Specifies whether "slash-slash" (C++-style) comments shall be recognized. This kind of comment ends at the end of the line.

Parameters
flag true if // should be recognized as the start of a comment, false otherwise.

public void slashStarComments (boolean flag)

Specifies whether "slash-star" (C-style) comments shall be recognized. Slash-star comments cannot be nested and end when a star-slash combination is found.

Parameters
flag true if /* should be recognized as the start of a comment, false otherwise.

public String toString ()

Returns the state of this tokenizer in a readable format.

Returns
  • the current state of this tokenizer.

public void whitespaceChars (int low, int hi)

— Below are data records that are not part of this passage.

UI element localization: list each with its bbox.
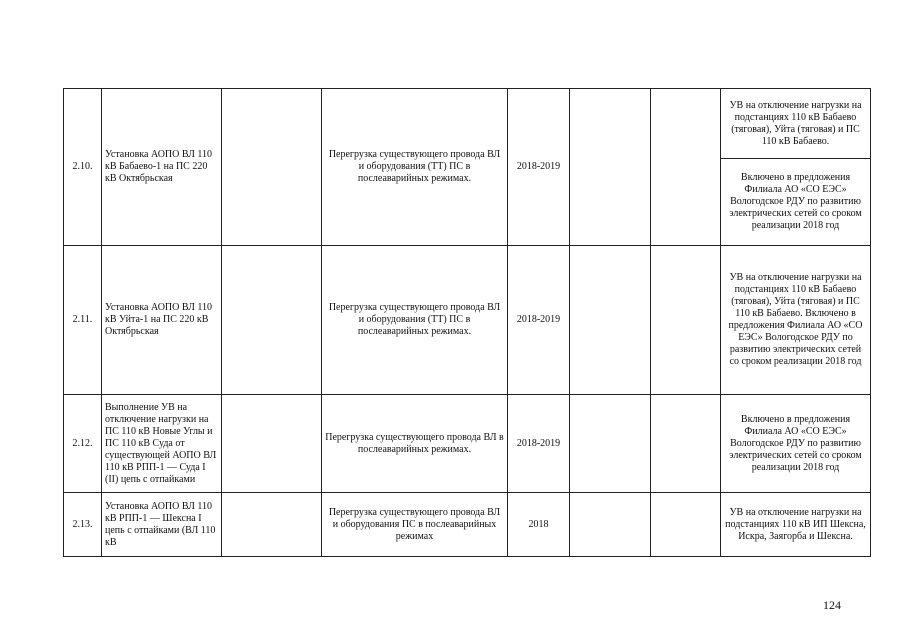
measure-reason: Перегрузка существующего провода ВЛ и оборудования ПС в послеаварийных режимах [322, 493, 508, 557]
table-row [64, 493, 871, 557]
table-row [64, 89, 871, 159]
measure-note: УВ на отключение нагрузки на подстанциях 110 кВ Бабаево (тяговая), Уйта (тяговая) и ПС 110 кВ Бабаево. [721, 89, 871, 159]
measure-reason: Перегрузка существующего провода ВЛ в послеаварийных режимах. [322, 395, 508, 493]
measure-note: Включено в предложения Филиала АО «СО ЕЭС» Вологодское РДУ по развитию электрических сетей со сроком реализации 2018 год [721, 159, 871, 246]
measure-years: 2018-2019 [508, 89, 570, 246]
empty-cell [570, 246, 651, 395]
row-number: 2.13. [64, 493, 102, 557]
page-number: 124 [823, 598, 841, 612]
measure-name: Установка АОПО ВЛ 110 кВ Бабаево-1 на ПС 220 кВ Октябрьская [102, 89, 222, 246]
row-number: 2.10. [64, 89, 102, 246]
empty-cell [651, 246, 721, 395]
measure-name: Выполнение УВ на отключение нагрузки на ПС 110 кВ Новые Углы и ПС 110 кВ Суда от существующей АОПО ВЛ 110 кВ РПП-1 — Суда I (II) цепь с отпайками [102, 395, 222, 493]
measure-years: 2018-2019 [508, 246, 570, 395]
empty-cell [570, 493, 651, 557]
table-row [64, 246, 871, 395]
measure-name: Установка АОПО ВЛ 110 кВ Уйта-1 на ПС 220 кВ Октябрьская [102, 246, 222, 395]
empty-cell [222, 493, 322, 557]
data-table [63, 88, 871, 557]
row-number: 2.12. [64, 395, 102, 493]
measure-name: Установка АОПО ВЛ 110 кВ РПП-1 — Шексна I цепь с отпайками (ВЛ 110 кВ [102, 493, 222, 557]
measure-note: УВ на отключение нагрузки на подстанциях 110 кВ Бабаево (тяговая), Уйта (тяговая) и ПС 110 кВ Бабаево. Включено в предложения Филиала АО «СО ЕЭС» Вологодское РДУ по развитию электрических сетей со сроком реализации 2018 год [721, 246, 871, 395]
empty-cell [651, 493, 721, 557]
measure-years: 2018-2019 [508, 395, 570, 493]
empty-cell [570, 89, 651, 246]
measure-note: Включено в предложения Филиала АО «СО ЕЭС» Вологодское РДУ по развитию электрических сетей со сроком реализации 2018 год [721, 395, 871, 493]
row-number: 2.11. [64, 246, 102, 395]
empty-cell [222, 246, 322, 395]
measure-reason: Перегрузка существующего провода ВЛ и оборудования (ТТ) ПС в послеаварийных режимах. [322, 89, 508, 246]
measure-reason: Перегрузка существующего провода ВЛ и оборудования (ТТ) ПС в послеаварийных режимах. [322, 246, 508, 395]
empty-cell [222, 89, 322, 246]
measure-note: УВ на отключение нагрузки на подстанциях 110 кВ ИП Шексна, Искра, Заягорба и Шексна. [721, 493, 871, 557]
empty-cell [570, 395, 651, 493]
empty-cell [222, 395, 322, 493]
empty-cell [651, 395, 721, 493]
table-row [64, 395, 871, 493]
empty-cell [651, 89, 721, 246]
measure-years: 2018 [508, 493, 570, 557]
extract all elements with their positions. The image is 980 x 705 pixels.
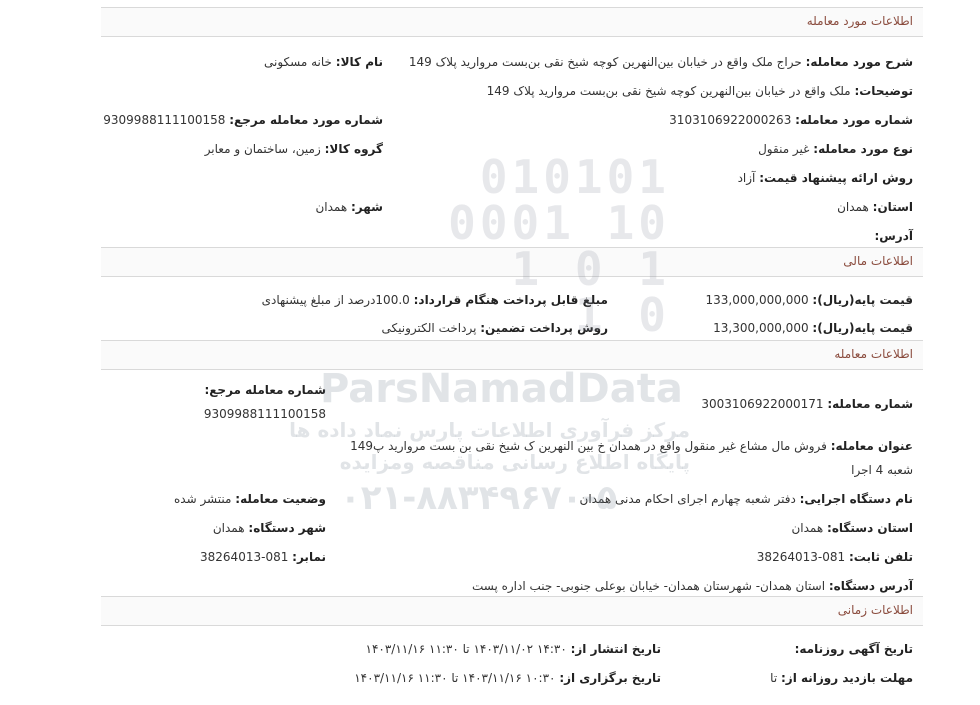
hold-date-value: ۱۰:۳۰ ۱۴۰۳/۱۱/۱۶ تا ۱۱:۳۰ ۱۴۰۳/۱۱/۱۶ <box>354 671 556 685</box>
deal-description-value: حراج ملک واقع در خیابان بین‌النهرین کوچه شیخ نقی بن‌بست مروارید پلاک 149 <box>408 55 802 69</box>
agency-address-value: استان همدان- شهرستان همدان- خیابان بوعلی جنوبی- جنب اداره پست <box>471 579 826 593</box>
agency-city-row <box>213 521 326 535</box>
transaction-title-value: فروش مال مشاع غیر منقول واقع در همدان خ بین النهرین ک شیخ نقی بن بست مروارید پ149 <box>350 439 827 453</box>
ref-number-row <box>103 113 383 127</box>
section-title: اطلاعات معامله <box>834 347 913 361</box>
section-deal-info-header <box>101 7 923 37</box>
deal-number-value: 3103106922000263 <box>669 113 792 127</box>
watermark-line1: مرکز فرآوری اطلاعات پارس نماد داده ها <box>289 418 690 442</box>
phone-row <box>757 550 913 564</box>
notes-row <box>487 84 913 98</box>
base-price-2-row <box>713 321 913 335</box>
deal-description-row <box>409 55 913 69</box>
payable-row <box>262 293 608 307</box>
address-row <box>874 229 913 243</box>
section-title: اطلاعات زمانی <box>837 603 913 617</box>
agency-city-label: شهر دستگاه: <box>248 521 326 535</box>
watermark-line2: پایگاه اطلاع رسانی مناقصه ومزایده <box>339 450 690 474</box>
base-price-label: قیمت پایه(ریال): <box>812 293 913 307</box>
watermark-brand: ParsNamadData <box>320 366 683 412</box>
offer-method-value: آزاد <box>737 171 756 185</box>
province-row <box>837 200 913 214</box>
deal-description-label: شرح مورد معامله: <box>805 55 913 69</box>
city-value: همدان <box>315 200 348 214</box>
deal-type-label: نوع مورد معامله: <box>813 142 913 156</box>
city-label: شهر: <box>351 200 383 214</box>
ref-number-value: 9309988111100158 <box>103 113 226 127</box>
deal-type-row <box>758 142 913 156</box>
agency-city-value: همدان <box>212 521 245 535</box>
base-price-row <box>706 293 913 307</box>
agency-row <box>580 492 913 506</box>
watermark-phone: ۰۲۱-۸۸۳۴۹۶۷۰-۵ <box>340 478 618 518</box>
section-timing-header <box>101 596 923 626</box>
publish-date-value: ۱۴:۳۰ ۱۴۰۳/۱۱/۰۲ تا ۱۱:۳۰ ۱۴۰۳/۱۱/۱۶ <box>365 642 567 656</box>
guarantee-value: پرداخت الکترونیکی <box>381 321 477 335</box>
section-transaction-header <box>101 340 923 370</box>
notes-label: توضیحات: <box>854 84 913 98</box>
publish-date-label: تاریخ انتشار از: <box>570 642 661 656</box>
transaction-title-label: عنوان معامله: <box>830 439 913 453</box>
status-label: وضعیت معامله: <box>235 492 326 506</box>
transaction-ref-row <box>204 383 326 397</box>
section-title: اطلاعات مالی <box>843 254 913 268</box>
fax-row <box>200 550 326 564</box>
base-price-2-label: قیمت پایه(ریال): <box>812 321 913 335</box>
status-value: منتشر شده <box>173 492 232 506</box>
transaction-number-label: شماره معامله: <box>827 397 913 411</box>
item-group-label: گروه کالا: <box>324 142 383 156</box>
phone-label: تلفن ثابت: <box>848 550 913 564</box>
deal-number-label: شماره مورد معامله: <box>795 113 913 127</box>
item-group-value: زمین، ساختمان و معابر <box>204 142 321 156</box>
watermark-binary-1: 010101 <box>479 150 670 204</box>
offer-method-row <box>738 171 913 185</box>
guarantee-label: روش پرداخت تضمین: <box>480 321 608 335</box>
hold-date-label: تاریخ برگزاری از: <box>559 671 661 685</box>
transaction-ref-label: شماره معامله مرجع: <box>204 383 326 397</box>
visit-deadline-label: مهلت بازدید روزانه از: <box>781 671 913 685</box>
base-price-value: 133,000,000,000 <box>705 293 809 307</box>
transaction-title-row <box>350 439 913 453</box>
fax-value: 081-38264013 <box>200 550 289 564</box>
transaction-ref-value-row <box>204 407 326 421</box>
agency-label: نام دستگاه اجرایی: <box>799 492 913 506</box>
transaction-number-value: 3003106922000171 <box>701 397 824 411</box>
guarantee-row <box>382 321 608 335</box>
transaction-title-line2 <box>851 463 913 477</box>
section-title: اطلاعات مورد معامله <box>806 14 913 28</box>
transaction-title-value-2: شعبه 4 اجرا <box>851 463 913 477</box>
agency-province-label: استان دستگاه: <box>827 521 913 535</box>
payable-value: 100.0درصد از مبلغ پیشنهادی <box>261 293 410 307</box>
watermark-binary-2: 0001 10 <box>448 196 670 250</box>
agency-value: دفتر شعبه چهارم اجرای احکام مدنی همدان <box>579 492 796 506</box>
province-value: همدان <box>837 200 869 214</box>
transaction-ref-value: 9309988111100158 <box>203 407 326 421</box>
visit-deadline-row <box>770 671 913 685</box>
payable-label: مبلغ قابل پرداخت هنگام قرارداد: <box>413 293 608 307</box>
address-label: آدرس: <box>874 229 913 243</box>
agency-address-label: آدرس دستگاه: <box>828 579 913 593</box>
transaction-number-row <box>701 397 913 411</box>
ref-number-label: شماره مورد معامله مرجع: <box>229 113 383 127</box>
page-container <box>101 3 923 703</box>
section-financial-header <box>101 247 923 277</box>
newspaper-date-row <box>795 642 913 656</box>
item-name-value: خانه مسکونی <box>264 55 332 69</box>
agency-province-value: همدان <box>791 521 824 535</box>
item-group-row <box>205 142 383 156</box>
publish-date-row <box>366 642 661 656</box>
watermark-binary-4: 1 0 <box>574 288 670 342</box>
base-price-2-value: 13,300,000,000 <box>713 321 809 335</box>
deal-type-value: غیر منقول <box>758 142 810 156</box>
province-label: استان: <box>872 200 913 214</box>
offer-method-label: روش ارائه پیشنهاد قیمت: <box>759 171 913 185</box>
agency-address-row <box>472 579 913 593</box>
phone-value: 081-38264013 <box>756 550 846 564</box>
fax-label: نمابر: <box>292 550 326 564</box>
deal-number-row <box>669 113 913 127</box>
agency-province-row <box>791 521 913 535</box>
visit-deadline-value: تا <box>770 671 778 685</box>
status-row <box>174 492 326 506</box>
city-row <box>315 200 383 214</box>
newspaper-date-label: تاریخ آگهی روزنامه: <box>794 642 913 656</box>
item-name-label: نام کالا: <box>335 55 383 69</box>
notes-value: ملک واقع در خیابان بین‌النهرین کوچه شیخ نقی بن‌بست مروارید پلاک 149 <box>486 84 851 98</box>
item-name-row <box>264 55 383 69</box>
hold-date-row <box>354 671 661 685</box>
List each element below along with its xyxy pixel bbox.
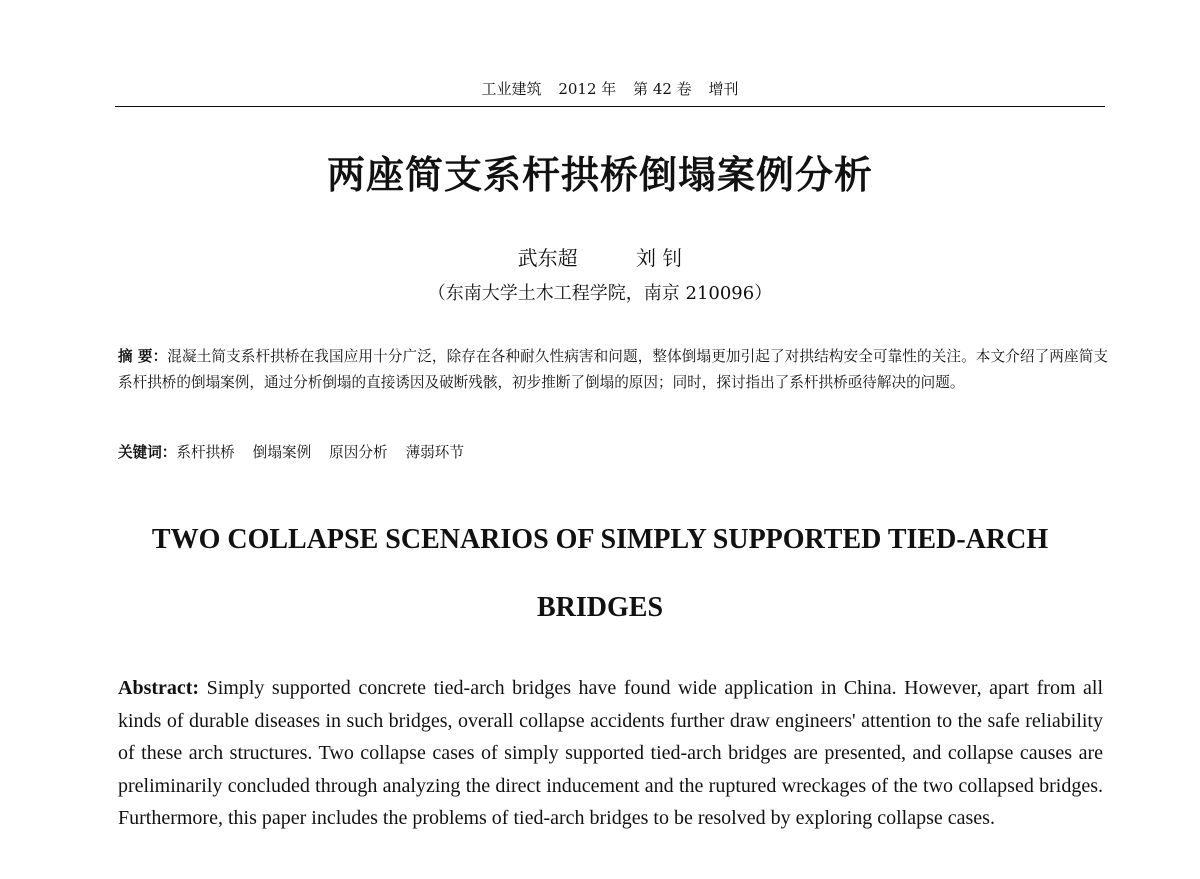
running-header	[115, 78, 1105, 107]
abstract-en	[118, 672, 1103, 835]
keyword: 系杆拱桥	[176, 444, 235, 461]
keywords-cn	[118, 440, 1108, 466]
keyword: 倒塌案例	[252, 444, 312, 461]
abstract-cn	[118, 344, 1108, 396]
paper-title-en-line2: BRIDGES	[536, 592, 664, 623]
author-list	[0, 244, 1200, 272]
abstract-en-text: Simply supported concrete tied-arch bridges have found wide application in China. However, apart from all kinds of durable diseases in such bridges, overall collapse accidents further draw engineers' attention to the safe reliability of these arch structures. Two collapse cases of simply supported tied-arch bridges are presented, and collapse causes are preliminarily concluded through analyzing the direct inducement and the ruptured wreckages of the two collapsed bridges. Furthermore, this paper includes the problems of tied-arch bridges to be resolved by exploring collapse cases.	[118, 677, 1104, 829]
abstract-cn-text: 混凝土简支系杆拱桥在我国应用十分广泛，除存在各种耐久性病害和问题，整体倒塌更加引起了对拱结构安全可靠性的关注。本文介绍了两座简支系杆拱桥的倒塌案例，通过分析倒塌的直接诱因及破断残骸，初步推断了倒塌的原因；同时，探讨指出了系杆拱桥亟待解决的问题。	[118, 348, 1108, 391]
abstract-cn-label: 摘 要：	[118, 348, 168, 365]
keyword: 薄弱环节	[405, 444, 464, 461]
journal-name: 工业建筑	[481, 80, 542, 98]
journal-issue: 增刊	[708, 80, 739, 98]
abstract-en-label: Abstract:	[118, 677, 200, 699]
affiliation: （东南大学土木工程学院，南京 210096）	[427, 283, 773, 304]
author-name: 刘 钊	[636, 246, 683, 270]
paper-title-en-line1: TWO COLLAPSE SCENARIOS OF SIMPLY SUPPORTED TIED-ARCH	[151, 524, 1049, 555]
journal-volume: 第 42 卷	[633, 80, 692, 98]
journal-year: 2012 年	[558, 80, 617, 98]
author-name: 武东超	[517, 246, 578, 270]
keyword: 原因分析	[329, 444, 388, 461]
keywords-label: 关键词：	[118, 444, 177, 461]
paper-title-cn: 两座简支系杆拱桥倒塌案例分析	[326, 153, 873, 197]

Specifies that the characters in the range from low to hi shall be treated as whitespace characters by this tokenizer.

Parameters
low the first character in the range of whitespace characters.
hi the last character in the range of whitespace characters.

public void wordChars (int low, int hi)

Specifies that the characters in the range from low to hi shall be treated as word characters by this tokenizer. A word consists of a word character followed by zero or more word or number characters.

Parameters
low the first character in the range of word characters.
hi the last character in the range of word characters.